1. A shift lever operation structure comprising:

a shift plate moving along with a shift lever so that either a manual or a automatic mode is selected and having an irregularly-shaped engaging part;

an engaging plate having an irregularly-shaped connection part corresponding to the engaging part so that, when the automatic mode is selected, the engaging plate engages with the shift plate in which the engaging part is inserted into and connected with the connection part, and when the manual mode is selected, the engaging plate is disengaged from the shift plate; and

an elastic member assembled with the connection part of the engaging plate such that the elastic member is deformed by the insertion of the engaging part into the connection part, thereby removing gaps between the engaging part and connection part when the shift plate is connected with the engaging plate.

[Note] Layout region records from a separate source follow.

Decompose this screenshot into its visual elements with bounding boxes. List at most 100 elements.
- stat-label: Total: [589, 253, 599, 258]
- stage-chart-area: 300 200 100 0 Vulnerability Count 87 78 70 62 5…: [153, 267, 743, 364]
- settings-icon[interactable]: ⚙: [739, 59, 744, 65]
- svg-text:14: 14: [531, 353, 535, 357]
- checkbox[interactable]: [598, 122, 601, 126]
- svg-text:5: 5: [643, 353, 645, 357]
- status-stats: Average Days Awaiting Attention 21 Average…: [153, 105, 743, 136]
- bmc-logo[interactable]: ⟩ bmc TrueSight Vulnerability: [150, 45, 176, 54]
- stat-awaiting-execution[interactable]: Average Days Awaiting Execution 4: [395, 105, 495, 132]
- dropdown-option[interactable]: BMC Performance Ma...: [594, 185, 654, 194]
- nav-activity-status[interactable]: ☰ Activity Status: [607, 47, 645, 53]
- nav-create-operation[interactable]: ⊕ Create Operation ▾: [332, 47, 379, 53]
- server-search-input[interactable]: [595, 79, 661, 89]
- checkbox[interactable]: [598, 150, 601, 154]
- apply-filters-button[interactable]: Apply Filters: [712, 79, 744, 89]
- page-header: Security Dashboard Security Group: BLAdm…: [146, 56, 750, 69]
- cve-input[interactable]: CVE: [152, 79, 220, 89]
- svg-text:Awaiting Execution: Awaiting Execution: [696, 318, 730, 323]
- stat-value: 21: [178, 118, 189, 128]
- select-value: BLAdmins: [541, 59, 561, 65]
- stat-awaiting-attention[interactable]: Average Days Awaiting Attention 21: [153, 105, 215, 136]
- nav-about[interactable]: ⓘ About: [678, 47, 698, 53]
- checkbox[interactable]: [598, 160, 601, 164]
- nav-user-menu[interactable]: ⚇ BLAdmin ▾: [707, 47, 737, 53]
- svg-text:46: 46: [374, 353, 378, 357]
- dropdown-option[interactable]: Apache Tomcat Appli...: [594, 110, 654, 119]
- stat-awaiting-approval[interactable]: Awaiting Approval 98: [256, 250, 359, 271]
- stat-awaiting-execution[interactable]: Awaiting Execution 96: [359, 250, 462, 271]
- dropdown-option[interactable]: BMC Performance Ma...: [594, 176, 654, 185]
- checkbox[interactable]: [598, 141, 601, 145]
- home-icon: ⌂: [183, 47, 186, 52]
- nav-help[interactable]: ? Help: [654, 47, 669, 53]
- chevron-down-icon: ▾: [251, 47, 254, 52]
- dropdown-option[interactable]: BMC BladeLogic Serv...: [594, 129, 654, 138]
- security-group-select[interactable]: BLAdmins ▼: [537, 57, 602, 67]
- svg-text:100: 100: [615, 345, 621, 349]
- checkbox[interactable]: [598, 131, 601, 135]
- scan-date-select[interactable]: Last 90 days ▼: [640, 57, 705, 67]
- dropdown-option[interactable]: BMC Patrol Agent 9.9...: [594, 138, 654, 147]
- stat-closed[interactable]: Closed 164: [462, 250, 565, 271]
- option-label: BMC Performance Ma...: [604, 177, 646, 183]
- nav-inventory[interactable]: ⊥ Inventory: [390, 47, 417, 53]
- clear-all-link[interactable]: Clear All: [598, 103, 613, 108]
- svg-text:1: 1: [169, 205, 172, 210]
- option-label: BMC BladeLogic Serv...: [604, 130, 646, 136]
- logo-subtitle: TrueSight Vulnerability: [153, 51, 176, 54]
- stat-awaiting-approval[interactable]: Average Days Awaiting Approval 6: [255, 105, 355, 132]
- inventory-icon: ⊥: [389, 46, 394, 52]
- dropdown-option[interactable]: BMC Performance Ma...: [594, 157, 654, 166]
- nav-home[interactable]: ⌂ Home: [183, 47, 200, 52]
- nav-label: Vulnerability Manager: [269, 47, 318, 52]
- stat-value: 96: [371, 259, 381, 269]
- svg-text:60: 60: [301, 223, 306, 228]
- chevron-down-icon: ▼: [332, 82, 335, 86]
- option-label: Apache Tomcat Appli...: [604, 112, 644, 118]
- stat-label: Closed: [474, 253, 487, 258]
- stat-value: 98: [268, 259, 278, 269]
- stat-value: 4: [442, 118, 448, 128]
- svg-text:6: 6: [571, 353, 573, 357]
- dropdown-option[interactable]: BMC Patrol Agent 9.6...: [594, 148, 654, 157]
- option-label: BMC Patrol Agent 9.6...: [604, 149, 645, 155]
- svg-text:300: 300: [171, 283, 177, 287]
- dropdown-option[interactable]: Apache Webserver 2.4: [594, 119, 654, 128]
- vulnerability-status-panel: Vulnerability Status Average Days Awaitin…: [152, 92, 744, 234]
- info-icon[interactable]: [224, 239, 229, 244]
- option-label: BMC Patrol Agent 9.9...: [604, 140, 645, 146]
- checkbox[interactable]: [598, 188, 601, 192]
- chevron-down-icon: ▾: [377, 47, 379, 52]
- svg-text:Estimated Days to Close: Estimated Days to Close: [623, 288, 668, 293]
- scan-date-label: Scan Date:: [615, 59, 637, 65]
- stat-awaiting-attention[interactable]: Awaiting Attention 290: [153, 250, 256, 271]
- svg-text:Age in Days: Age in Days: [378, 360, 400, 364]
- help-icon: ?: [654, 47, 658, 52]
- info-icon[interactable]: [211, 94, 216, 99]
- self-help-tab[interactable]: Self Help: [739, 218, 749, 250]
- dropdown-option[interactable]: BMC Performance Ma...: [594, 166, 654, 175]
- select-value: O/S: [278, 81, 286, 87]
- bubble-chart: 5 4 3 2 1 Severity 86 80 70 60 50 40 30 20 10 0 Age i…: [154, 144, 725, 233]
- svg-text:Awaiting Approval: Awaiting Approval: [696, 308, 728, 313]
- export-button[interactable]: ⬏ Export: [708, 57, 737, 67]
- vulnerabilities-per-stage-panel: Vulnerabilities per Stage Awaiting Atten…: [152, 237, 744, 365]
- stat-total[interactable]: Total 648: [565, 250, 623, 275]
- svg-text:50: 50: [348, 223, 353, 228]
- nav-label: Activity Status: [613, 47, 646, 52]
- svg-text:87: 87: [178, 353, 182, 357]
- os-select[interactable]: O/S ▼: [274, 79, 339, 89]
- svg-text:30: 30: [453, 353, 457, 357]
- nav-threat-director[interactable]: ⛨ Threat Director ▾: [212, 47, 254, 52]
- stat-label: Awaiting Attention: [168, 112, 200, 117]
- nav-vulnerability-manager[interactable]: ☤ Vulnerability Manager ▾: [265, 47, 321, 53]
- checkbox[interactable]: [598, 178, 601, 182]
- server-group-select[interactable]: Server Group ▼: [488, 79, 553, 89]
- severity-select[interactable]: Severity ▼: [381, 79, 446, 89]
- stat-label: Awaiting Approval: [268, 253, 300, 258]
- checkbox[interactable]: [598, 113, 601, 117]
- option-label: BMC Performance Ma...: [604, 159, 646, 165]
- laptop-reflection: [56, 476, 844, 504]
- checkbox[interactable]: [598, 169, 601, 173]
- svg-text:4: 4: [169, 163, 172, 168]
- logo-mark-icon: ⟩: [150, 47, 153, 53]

2. The shift lever operation structure according to claim 1, wherein the elastic member is a U-shaped leaf spring that surrounds the engaging part when inserted into the connection part.

3. The shift lever operation structure according to claim 2, wherein the elastic member is curved at both inner sides towards an interior space.

4. The shift lever operation structure according to claim 3, wherein a width between the inner sides of the elastic member is wider than a width of the engaging part, and a width between curved portions of the inner sides of the elastic member is narrower than the width of the engaging part.

5. The shift lever operation structure according to claim 3, wherein an end of the engaging part is spaced apart from a corresponding portion of the connection part when the engaging part is inserted into the connection part.

6. The shift lever operation structure according to claim 2, wherein both ends of the elastic member have hook-shaped portions, each of which is first curved in a direction towards the engaging part being inserted and then curved in a reverse direction.

7. The shift lever operation structure according to claim 6, wherein the connection part of the engaging plate has corresponding grooves at a predetermined depth on both ends for fixing the hook-shaped portions of the elastic member.